Basically part of the reason Apple went with AT&T was they were the only carrier willing to let them control the user/feature layer of the stack.
The other telecoms would have this giant requirement document they dictated to handset manufacturers - which is why your crappy Motorola flip phone had three way calling buried 7 menus deep that nobody could use.
Things got magnitudes better when Apple leveraged their power to take away this control from telecoms. Though they still did agree to adhere to the minimum specs wrt safety/security.
The crappy Motorola rockr phone that Jobs hated is what happened when you tried to work with the telecoms.
This is what Apple claims, but what I heard back at AT&T was Apple demanded full payment for every sold device up front from AT&T, meanwhile every other vendor was providing multi-year financing.

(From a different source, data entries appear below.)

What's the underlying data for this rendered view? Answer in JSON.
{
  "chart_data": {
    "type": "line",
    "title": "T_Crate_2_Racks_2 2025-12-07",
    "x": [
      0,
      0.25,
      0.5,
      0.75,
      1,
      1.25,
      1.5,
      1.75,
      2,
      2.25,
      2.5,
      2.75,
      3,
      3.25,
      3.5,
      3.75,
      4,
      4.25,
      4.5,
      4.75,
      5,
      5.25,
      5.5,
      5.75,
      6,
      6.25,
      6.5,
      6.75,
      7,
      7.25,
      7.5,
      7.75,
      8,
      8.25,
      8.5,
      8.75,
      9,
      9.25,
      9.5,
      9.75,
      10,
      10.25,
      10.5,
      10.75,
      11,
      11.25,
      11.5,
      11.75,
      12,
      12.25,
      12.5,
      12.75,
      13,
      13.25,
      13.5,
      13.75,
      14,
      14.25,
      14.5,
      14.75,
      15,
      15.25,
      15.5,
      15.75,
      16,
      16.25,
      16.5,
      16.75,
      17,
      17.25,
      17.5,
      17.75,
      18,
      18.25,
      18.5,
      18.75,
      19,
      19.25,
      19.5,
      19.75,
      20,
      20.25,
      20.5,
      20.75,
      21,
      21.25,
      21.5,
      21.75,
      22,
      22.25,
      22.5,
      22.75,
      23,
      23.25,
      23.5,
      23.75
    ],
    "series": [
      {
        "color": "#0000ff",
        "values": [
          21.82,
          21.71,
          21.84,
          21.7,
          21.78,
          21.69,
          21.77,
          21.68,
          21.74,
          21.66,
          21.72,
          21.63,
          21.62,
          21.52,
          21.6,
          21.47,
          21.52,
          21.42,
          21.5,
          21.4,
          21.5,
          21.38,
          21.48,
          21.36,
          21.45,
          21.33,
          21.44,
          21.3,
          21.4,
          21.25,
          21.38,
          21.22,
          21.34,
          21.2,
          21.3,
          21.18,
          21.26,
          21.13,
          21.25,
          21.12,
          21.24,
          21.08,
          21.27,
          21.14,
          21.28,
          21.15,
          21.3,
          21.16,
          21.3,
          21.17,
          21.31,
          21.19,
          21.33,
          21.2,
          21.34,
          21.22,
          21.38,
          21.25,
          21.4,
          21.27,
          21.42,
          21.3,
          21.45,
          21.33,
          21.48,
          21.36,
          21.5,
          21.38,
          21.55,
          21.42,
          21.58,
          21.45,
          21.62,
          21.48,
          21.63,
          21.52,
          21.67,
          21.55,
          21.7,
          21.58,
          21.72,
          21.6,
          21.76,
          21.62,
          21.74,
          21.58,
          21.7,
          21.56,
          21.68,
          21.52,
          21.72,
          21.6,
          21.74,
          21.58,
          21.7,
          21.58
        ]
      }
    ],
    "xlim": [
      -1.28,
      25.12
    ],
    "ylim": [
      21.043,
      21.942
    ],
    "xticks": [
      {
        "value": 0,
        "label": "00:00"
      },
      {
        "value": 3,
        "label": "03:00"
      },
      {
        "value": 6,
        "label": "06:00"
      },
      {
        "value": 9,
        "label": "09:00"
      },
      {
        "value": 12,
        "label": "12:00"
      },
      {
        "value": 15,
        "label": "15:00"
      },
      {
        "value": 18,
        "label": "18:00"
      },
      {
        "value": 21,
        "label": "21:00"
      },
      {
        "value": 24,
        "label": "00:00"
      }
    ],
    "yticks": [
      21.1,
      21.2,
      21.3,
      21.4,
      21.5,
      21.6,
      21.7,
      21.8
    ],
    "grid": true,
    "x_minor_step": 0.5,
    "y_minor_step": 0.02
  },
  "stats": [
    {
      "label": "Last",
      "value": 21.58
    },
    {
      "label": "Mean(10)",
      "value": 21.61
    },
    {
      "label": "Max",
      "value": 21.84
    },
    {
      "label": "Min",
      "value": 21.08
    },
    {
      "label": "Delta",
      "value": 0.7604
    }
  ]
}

AT&T had much worse commissions for selling iPhones than new lines for a reason. Meanwhile, Verizon, Sprint & T-Mobile played the long game and waited to sign volume commits and financing terms with Apple.
The carrier specific iPad financing promos where they sell you a tablet well below cost (even factoring in the 2 year data plan cost) is a situation created by these minimum volume commits.
Adding on: phone update 1.1.2 would be released from the phone vendor, with fixes for various bits. Carrier 1.1.2 would be released with undeletable spam apps and undeletable spam bookmarks.
We know this because both versions would end on XDA Developers.